Y también recordaba que el amigo Kent había arrojado sus cenizas al río y que estas volvieron con el viento sur que cada vez soplaba más fuerte.
–¿Y por qué?
–Se lo prometí a mi hermano.
–¿Qué es? Tratándose de Smith puedo esperar cualquier cosa.
–Acérquese.
Walensky caminó unos pasos en medio del muelle. Con cuidado. No veía que trajera alguna cosa con él.
Le pidió que se acercara más. Walensky lo hizo con sigilo. Solamente atinó a preguntarle:
–Y usted, ¿cómo se llama?
–Enrique. Me llamo Enrique Smith.
–Deme el regalo y váyase. Creo que no nos caemos simpáticos.
–En eso estamos de acuerdo. Acérquese un poco más, hombre, sin miedo. Mi hermano me dijo que usted era intrépido.
–¿Usó esa palabra?
–Sí.
–Qué raro. Nunca me la dijo.
–Tantas cosas no le habrá dicho.
–Hay mucho viento acá. Mejor vamos al buffet.
–No, ya me voy, solo vine a darle el regalo.
–Hágalo de una vez.
–Cierre los ojos.
–Usted está loco.
–Es una sorpresa. ¿O me tiene miedo?
Como si lo conociera de siempre. Como si toda la vida Smith le hubiera hablado a su hermano de Walensky, la frase bastó para que este cerrara los ojos y se arrimara.

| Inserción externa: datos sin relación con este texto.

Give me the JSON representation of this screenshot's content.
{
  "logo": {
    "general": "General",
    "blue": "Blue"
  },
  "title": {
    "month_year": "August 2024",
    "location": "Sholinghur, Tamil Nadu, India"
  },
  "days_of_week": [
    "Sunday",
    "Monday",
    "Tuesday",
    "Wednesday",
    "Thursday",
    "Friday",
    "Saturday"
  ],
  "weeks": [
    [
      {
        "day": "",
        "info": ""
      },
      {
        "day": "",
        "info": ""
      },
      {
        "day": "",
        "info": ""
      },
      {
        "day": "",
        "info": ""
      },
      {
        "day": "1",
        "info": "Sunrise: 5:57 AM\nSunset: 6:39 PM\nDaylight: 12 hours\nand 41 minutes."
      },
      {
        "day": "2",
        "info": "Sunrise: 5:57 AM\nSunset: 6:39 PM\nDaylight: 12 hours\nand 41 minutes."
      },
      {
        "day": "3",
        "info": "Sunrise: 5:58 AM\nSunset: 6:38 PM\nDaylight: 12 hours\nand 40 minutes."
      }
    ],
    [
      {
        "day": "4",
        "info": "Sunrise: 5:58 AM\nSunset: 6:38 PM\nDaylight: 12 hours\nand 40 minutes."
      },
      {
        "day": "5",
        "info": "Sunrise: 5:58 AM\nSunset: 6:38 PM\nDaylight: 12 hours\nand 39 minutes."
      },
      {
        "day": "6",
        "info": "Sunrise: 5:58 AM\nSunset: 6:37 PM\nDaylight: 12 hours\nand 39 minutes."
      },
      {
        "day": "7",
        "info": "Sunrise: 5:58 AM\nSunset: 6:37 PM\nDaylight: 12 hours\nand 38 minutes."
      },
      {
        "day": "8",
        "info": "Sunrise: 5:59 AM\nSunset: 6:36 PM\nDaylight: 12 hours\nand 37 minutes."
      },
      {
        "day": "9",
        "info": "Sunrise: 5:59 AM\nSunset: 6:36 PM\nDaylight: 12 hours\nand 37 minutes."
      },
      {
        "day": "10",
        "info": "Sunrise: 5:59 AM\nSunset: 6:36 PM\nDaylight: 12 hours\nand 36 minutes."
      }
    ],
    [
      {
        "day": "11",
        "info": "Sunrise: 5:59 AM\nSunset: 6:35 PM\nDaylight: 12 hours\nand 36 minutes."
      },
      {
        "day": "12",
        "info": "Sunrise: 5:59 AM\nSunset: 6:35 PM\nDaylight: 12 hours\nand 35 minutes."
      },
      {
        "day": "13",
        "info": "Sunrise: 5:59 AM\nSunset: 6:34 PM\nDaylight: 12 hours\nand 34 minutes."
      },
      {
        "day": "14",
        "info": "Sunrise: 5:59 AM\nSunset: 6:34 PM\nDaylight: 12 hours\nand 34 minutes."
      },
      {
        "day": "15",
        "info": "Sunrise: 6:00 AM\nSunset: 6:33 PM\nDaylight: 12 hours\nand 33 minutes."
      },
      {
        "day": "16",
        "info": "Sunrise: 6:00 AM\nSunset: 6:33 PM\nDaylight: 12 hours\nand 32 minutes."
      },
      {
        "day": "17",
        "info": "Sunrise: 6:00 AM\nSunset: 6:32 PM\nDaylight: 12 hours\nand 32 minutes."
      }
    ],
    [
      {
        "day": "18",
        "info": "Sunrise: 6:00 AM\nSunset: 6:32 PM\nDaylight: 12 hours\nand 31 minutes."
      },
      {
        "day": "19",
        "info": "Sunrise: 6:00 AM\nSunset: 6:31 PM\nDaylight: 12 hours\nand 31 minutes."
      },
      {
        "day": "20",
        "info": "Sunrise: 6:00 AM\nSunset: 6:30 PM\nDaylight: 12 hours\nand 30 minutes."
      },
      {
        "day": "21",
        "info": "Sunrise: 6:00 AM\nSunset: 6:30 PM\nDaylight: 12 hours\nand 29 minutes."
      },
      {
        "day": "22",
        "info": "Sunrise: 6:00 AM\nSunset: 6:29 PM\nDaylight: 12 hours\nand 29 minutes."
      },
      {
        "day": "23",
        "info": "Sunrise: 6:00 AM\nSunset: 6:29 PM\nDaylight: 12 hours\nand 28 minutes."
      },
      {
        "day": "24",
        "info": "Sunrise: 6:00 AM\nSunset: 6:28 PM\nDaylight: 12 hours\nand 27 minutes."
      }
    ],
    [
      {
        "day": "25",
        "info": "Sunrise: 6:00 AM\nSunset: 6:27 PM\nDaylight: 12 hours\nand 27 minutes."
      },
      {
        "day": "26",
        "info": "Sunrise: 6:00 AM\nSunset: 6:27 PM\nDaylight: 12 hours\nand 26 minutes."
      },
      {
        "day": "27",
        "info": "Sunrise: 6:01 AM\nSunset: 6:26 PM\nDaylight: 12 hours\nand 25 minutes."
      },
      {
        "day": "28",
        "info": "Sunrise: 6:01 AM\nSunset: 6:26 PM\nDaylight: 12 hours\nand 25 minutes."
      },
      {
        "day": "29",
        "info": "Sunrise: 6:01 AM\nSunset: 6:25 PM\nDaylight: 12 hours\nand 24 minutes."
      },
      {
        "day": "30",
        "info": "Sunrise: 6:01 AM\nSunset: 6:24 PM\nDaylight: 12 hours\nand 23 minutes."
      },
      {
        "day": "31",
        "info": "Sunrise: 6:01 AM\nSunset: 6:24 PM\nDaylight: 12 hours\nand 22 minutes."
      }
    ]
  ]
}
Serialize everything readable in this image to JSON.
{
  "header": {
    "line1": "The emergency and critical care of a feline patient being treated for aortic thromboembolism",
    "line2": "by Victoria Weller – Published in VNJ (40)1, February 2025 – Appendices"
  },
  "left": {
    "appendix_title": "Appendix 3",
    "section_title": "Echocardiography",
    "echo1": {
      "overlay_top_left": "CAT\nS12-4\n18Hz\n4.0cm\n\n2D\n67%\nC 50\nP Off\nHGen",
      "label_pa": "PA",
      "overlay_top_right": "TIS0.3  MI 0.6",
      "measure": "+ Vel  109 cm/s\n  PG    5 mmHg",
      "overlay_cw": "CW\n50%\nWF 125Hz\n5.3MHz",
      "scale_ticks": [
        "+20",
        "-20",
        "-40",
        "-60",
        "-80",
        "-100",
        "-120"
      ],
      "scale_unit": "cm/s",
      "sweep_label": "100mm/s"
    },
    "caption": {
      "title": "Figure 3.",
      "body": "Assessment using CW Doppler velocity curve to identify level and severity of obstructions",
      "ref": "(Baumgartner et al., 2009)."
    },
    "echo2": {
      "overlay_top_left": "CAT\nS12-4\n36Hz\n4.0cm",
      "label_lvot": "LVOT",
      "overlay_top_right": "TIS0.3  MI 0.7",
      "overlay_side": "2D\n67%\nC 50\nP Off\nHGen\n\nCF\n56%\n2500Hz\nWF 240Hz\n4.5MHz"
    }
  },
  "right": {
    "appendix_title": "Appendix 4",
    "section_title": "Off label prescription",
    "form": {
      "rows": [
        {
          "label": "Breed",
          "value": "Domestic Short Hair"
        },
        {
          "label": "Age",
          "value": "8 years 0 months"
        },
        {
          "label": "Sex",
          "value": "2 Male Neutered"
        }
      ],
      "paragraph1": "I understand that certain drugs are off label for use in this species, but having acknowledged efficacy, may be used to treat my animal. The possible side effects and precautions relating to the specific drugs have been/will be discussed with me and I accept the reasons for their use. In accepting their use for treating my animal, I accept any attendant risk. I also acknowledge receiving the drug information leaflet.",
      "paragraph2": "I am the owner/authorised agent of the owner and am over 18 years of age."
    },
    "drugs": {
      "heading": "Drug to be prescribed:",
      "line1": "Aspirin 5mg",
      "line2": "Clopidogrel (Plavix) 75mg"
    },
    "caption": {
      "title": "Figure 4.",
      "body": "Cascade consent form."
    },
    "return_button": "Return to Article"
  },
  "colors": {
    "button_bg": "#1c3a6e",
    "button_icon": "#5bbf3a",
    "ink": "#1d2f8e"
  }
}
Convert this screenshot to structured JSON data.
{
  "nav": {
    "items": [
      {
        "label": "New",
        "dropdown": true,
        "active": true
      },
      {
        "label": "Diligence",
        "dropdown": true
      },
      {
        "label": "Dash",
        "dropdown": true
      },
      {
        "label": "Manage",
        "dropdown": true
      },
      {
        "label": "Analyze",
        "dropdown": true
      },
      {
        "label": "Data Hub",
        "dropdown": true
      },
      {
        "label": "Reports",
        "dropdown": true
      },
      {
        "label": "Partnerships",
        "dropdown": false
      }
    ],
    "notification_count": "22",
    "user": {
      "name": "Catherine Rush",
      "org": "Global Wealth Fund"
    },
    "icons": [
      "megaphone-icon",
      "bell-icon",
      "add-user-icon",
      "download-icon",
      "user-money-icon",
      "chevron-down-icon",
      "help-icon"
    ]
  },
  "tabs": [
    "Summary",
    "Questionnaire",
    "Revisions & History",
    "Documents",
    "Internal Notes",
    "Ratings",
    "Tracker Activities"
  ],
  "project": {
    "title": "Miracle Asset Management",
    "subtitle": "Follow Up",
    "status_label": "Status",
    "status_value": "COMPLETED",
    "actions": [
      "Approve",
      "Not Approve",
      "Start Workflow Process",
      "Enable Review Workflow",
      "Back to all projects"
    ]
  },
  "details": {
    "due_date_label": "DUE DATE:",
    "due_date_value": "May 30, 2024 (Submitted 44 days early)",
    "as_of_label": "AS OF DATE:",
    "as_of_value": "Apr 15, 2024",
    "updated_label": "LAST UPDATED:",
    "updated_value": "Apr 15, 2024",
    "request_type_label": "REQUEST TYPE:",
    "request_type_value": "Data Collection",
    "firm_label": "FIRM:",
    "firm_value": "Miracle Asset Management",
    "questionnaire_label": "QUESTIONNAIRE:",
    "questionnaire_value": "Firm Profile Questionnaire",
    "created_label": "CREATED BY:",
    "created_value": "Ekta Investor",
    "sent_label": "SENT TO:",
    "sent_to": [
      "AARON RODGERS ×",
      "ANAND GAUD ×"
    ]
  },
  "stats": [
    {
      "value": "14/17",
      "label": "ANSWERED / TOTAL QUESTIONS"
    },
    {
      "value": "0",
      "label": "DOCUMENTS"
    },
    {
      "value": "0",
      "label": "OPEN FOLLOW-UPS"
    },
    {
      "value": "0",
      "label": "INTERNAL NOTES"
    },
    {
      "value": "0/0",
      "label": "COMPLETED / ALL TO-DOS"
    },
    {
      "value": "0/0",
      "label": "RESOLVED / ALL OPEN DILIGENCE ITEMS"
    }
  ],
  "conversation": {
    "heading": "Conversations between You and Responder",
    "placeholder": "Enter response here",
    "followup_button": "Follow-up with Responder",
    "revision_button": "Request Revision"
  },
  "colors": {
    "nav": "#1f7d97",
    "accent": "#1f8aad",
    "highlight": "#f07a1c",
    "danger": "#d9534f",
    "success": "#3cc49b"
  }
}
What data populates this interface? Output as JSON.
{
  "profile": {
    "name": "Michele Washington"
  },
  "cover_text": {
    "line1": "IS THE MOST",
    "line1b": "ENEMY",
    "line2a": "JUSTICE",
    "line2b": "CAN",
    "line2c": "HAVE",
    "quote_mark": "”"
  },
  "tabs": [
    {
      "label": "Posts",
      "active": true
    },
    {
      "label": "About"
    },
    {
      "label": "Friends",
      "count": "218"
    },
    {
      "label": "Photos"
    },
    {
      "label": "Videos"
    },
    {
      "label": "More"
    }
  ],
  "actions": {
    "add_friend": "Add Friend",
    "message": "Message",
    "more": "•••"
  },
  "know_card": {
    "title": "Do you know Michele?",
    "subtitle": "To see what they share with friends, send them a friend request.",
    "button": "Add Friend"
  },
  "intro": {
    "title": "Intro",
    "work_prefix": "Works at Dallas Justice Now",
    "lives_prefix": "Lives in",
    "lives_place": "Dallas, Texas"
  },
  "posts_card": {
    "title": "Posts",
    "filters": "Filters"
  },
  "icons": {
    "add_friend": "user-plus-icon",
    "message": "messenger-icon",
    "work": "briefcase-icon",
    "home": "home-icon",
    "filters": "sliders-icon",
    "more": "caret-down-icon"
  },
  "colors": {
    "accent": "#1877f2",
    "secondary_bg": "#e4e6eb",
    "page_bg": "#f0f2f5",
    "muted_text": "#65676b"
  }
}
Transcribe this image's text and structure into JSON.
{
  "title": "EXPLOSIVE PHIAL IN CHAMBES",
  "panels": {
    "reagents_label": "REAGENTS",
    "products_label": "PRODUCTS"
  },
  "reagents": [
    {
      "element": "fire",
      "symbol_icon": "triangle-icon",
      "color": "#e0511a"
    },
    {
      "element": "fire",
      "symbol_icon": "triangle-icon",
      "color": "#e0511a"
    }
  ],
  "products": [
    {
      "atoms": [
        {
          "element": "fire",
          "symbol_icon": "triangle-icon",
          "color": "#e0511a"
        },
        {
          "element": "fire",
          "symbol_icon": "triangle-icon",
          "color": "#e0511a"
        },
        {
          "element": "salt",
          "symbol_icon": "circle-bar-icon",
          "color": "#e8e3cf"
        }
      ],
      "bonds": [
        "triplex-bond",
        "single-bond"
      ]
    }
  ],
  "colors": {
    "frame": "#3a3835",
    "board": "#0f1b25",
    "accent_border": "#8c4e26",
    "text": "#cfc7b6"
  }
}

Enrique Smith se acercó. Ahuecó las manos como queriendo detener el viento. Y al oído algo le susurró.
Después se dio media vuelta y se fue.
Walensky quedó petrificado. No tuvo fuerza ni ánimo para seguirlo.
Suponemos que al oído le regaló el nombre de su amigo. Pero solo lo suponemos. Con los Smith, se puede sospechar cualquier cosa.